The Khomas Trough in central Namibia is one of the basins that was filled during sedimentation of the Late Proterozoic Damara Sequence (750–570 Ma). The basin that was filled by a thick sequence, now preserved as metagreywackes and pelites of the Kuiseb Formation, which were subsequently multiply deformed and thrusted during the Damaran Orogeny (570–450 Ma). Minor lithologies included are graphite schists, calc-silicates and scapolite schists. The intercalated Matchless Amphibolite contains tholeiitic metavolcanic rocks, including pillow lavas and breccias, as well as ultramafic lithologies, metagabbroic lenses, graphite schists, cherts, and a marble unit. Large exotic blocks of serpentinite were tectonically emplaced into the thrust pile.

Original sedimentary structures, the vertical facies distribution of progradational and retrogradtional cycles, and the lateral extent of major sedimentary units indicate that major parts of the sedimentary sequence have been deposited as an elongate deep-sea trench fan. The regional structural pattern is characterized by several phases of coaxial deformation with folds verging consistently to the southeast. The structural regime is markedly heterogeneous and is associated with thrusting which developed elongate thrust slices traceable laterally for at least 150 km. The thermal evolution comprises a prolonged amphibolite-facies metamorphism with the peak occurring late in the deformational history. These features are explained in a tectono-sedimentary model which involves the evolution of a Late Proterozoic accretionary prism, named the Khomas Hochland accretionary prism, within a convergent continental margin setting.
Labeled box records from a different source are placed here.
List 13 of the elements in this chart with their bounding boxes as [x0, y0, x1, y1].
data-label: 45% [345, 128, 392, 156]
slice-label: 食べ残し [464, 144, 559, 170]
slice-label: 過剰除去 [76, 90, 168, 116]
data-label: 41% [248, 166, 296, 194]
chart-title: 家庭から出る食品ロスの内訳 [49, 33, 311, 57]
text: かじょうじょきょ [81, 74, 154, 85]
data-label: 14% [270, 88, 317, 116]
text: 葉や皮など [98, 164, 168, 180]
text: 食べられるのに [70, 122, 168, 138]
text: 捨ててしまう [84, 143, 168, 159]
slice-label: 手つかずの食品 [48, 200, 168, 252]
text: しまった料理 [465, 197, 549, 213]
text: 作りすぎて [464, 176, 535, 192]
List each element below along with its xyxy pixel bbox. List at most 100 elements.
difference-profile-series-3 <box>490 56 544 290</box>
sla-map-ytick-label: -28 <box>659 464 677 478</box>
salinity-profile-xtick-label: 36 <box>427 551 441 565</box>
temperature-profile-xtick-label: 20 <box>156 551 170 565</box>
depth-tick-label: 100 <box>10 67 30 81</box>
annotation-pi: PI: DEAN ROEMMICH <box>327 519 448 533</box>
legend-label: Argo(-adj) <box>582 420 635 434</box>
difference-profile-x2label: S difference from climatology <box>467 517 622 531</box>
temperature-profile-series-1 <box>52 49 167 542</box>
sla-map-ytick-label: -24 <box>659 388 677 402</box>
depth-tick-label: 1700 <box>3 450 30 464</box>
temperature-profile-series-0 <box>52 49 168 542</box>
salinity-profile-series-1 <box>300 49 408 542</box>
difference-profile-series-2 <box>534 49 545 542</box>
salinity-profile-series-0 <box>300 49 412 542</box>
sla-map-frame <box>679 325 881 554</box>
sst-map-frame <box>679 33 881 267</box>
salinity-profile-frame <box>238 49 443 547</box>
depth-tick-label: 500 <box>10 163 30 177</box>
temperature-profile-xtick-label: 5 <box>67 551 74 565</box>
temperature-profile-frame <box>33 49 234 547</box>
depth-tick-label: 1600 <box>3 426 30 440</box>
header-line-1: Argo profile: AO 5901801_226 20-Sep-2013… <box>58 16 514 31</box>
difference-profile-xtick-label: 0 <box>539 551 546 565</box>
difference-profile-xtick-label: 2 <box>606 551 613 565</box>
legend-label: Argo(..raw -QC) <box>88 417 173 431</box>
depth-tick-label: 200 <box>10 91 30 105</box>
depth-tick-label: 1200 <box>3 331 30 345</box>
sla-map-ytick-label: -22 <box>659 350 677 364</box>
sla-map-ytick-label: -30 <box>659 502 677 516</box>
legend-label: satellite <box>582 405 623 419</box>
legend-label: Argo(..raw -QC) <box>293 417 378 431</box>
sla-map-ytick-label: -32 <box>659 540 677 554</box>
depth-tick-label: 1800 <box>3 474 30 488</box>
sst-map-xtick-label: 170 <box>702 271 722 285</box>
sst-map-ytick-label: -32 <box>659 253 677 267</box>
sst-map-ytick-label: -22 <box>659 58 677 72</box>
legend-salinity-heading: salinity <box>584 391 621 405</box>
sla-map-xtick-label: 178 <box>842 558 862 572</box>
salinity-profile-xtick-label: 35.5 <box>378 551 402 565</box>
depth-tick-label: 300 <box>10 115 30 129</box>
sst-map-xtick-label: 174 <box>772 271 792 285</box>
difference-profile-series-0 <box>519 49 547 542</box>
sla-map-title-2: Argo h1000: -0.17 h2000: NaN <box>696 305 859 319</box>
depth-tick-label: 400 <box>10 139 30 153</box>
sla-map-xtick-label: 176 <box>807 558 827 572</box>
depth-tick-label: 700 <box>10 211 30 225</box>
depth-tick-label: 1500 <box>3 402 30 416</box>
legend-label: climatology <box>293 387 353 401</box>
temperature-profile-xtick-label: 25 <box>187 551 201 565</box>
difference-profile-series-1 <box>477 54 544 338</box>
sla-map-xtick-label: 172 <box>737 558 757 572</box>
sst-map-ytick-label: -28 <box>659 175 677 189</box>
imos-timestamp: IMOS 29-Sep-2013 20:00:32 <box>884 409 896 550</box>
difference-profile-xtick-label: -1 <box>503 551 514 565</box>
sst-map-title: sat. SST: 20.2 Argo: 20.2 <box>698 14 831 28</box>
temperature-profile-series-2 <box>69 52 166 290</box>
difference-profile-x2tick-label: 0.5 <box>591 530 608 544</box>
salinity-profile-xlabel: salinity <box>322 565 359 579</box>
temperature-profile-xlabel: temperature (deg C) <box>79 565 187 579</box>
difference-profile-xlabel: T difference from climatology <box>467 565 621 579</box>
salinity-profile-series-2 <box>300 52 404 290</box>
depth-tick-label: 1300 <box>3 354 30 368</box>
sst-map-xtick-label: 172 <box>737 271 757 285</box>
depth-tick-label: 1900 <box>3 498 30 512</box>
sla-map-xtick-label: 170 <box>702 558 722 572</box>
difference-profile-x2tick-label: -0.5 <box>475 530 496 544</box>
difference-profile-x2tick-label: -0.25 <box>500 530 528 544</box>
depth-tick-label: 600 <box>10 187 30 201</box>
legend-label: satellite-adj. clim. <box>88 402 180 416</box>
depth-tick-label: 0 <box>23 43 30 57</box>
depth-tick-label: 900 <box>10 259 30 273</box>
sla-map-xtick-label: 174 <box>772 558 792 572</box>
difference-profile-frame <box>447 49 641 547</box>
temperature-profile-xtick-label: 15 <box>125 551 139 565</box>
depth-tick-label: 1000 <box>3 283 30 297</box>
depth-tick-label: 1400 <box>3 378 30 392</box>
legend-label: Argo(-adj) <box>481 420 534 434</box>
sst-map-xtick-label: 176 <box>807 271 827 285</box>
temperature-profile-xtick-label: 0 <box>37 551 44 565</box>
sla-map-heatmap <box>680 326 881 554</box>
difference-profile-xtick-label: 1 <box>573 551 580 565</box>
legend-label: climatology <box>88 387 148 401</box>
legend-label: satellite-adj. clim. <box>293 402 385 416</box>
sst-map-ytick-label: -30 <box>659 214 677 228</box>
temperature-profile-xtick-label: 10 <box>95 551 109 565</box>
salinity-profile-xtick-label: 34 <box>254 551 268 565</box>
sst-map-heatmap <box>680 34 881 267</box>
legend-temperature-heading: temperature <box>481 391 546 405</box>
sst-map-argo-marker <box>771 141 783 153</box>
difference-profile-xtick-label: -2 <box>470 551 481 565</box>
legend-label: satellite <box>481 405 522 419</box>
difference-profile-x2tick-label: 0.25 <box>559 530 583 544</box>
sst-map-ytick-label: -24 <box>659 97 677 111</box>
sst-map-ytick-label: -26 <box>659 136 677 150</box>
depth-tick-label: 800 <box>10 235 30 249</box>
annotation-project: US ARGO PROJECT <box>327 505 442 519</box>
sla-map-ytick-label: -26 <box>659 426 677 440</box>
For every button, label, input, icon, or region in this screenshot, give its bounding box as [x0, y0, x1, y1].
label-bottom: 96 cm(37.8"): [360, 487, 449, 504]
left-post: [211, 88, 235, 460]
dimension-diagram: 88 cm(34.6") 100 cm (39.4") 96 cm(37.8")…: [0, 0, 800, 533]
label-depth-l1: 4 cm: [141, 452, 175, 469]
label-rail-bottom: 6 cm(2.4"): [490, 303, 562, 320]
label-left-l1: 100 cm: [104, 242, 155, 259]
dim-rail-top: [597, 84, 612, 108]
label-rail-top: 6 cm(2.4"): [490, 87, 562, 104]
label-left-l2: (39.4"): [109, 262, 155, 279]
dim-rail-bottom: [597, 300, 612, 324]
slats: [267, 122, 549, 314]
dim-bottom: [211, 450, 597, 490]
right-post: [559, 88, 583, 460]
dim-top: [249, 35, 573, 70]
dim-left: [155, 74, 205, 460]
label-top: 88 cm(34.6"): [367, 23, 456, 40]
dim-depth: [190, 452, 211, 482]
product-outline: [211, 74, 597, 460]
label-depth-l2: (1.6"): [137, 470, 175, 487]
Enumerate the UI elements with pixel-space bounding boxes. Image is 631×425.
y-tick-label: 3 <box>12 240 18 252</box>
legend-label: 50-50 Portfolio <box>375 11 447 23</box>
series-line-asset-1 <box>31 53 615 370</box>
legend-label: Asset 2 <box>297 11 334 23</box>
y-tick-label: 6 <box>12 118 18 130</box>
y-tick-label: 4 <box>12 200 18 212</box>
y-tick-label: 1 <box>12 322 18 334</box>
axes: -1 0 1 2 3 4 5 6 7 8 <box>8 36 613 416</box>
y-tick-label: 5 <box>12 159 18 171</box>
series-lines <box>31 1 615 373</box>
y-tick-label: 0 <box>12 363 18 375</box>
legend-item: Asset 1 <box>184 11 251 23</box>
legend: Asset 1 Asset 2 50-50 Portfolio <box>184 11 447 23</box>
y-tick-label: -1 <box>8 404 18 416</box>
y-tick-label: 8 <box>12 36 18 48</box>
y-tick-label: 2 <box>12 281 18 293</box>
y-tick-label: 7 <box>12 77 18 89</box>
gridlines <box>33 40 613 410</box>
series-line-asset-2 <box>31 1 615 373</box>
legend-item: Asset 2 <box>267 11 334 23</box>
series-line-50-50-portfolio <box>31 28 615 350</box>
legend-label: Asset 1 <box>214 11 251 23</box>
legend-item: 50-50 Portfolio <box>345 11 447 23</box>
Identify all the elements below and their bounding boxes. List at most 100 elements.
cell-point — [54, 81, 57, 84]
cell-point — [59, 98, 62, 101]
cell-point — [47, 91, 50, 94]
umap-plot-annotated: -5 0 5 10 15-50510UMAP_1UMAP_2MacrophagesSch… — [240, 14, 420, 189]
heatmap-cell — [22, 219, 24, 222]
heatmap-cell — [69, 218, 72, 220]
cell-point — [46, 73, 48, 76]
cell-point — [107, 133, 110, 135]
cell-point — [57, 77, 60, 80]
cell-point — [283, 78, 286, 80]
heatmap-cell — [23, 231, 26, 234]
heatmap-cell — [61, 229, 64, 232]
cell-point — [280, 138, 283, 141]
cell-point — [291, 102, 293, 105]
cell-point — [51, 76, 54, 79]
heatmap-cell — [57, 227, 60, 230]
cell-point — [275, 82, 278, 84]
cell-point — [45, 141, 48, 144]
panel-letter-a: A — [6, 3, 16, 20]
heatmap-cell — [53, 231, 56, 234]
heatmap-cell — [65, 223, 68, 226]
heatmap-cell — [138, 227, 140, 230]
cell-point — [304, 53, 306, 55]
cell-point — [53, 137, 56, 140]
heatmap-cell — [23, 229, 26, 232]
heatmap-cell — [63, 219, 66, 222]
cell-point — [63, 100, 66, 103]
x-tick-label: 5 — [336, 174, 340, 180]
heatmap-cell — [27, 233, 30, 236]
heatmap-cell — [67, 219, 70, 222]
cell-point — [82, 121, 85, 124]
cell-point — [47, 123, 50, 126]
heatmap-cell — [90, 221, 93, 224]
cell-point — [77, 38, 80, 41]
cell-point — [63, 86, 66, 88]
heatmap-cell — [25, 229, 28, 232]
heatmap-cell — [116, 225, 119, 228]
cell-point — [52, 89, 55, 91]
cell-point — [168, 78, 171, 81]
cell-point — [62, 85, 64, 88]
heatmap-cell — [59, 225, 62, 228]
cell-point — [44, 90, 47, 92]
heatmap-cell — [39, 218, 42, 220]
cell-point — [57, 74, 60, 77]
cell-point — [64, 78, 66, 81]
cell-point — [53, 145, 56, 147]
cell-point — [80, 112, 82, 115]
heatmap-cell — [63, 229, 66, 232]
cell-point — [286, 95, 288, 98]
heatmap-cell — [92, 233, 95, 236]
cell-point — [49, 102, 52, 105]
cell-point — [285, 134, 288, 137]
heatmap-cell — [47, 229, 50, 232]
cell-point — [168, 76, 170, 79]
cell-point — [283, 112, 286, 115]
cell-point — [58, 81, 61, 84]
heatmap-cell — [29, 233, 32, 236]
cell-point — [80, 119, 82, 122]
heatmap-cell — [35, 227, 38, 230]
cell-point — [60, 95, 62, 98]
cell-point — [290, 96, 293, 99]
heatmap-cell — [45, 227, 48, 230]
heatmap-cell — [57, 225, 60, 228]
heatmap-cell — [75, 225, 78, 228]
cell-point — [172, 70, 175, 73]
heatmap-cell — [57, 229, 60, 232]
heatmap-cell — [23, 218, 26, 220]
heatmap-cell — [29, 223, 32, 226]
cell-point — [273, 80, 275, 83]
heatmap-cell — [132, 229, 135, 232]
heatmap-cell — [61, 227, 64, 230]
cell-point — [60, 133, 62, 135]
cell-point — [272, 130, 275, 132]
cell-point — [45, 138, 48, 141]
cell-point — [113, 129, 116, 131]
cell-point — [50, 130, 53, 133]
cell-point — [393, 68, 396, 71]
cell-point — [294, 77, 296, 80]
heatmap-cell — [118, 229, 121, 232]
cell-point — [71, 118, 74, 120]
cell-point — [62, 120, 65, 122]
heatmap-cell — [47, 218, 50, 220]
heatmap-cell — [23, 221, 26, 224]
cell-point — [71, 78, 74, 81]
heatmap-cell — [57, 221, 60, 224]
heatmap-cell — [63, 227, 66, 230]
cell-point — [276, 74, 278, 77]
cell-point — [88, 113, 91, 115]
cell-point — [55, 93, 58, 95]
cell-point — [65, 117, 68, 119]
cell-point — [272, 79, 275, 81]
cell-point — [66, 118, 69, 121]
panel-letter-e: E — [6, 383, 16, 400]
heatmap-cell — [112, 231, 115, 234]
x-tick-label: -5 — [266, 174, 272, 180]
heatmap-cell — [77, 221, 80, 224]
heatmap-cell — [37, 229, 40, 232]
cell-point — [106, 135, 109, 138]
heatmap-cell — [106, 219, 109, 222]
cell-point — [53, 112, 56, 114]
Rift initiation took place along old tectonic weakness zones between the Congo and Kalahari Cratons. This was followed by the opening of the Khomas Sea and the development of mature oceanic shelves on the two adjacent cratons. Regional geological constraints indicate that the Khomas Sea opened as a relatively small, gulf-type oceanic basin. A passive continental margin was maintained on the southern craton during closure of the Khomas Sea, which occurred at a northwest dipping subduction zone along the northern Andean-type active margin. Submarine fan sediments of the elongate trench, some pelagic sediments and pillow lavas of the oceanic crustal sequence were scraped off during accretionary prism evolution. Ultimately continental collision resulted in: (1) obduction of the accretionary prism onto the Kalahari Craton, involving the emplacement of serpentinite pods together with basement slices; (2) strong southeast vergent folding and thrusting; (3) extensive shortening; (4) prograde regional metamorphism through crustal thickening; and (5) widespread granitic plutonism.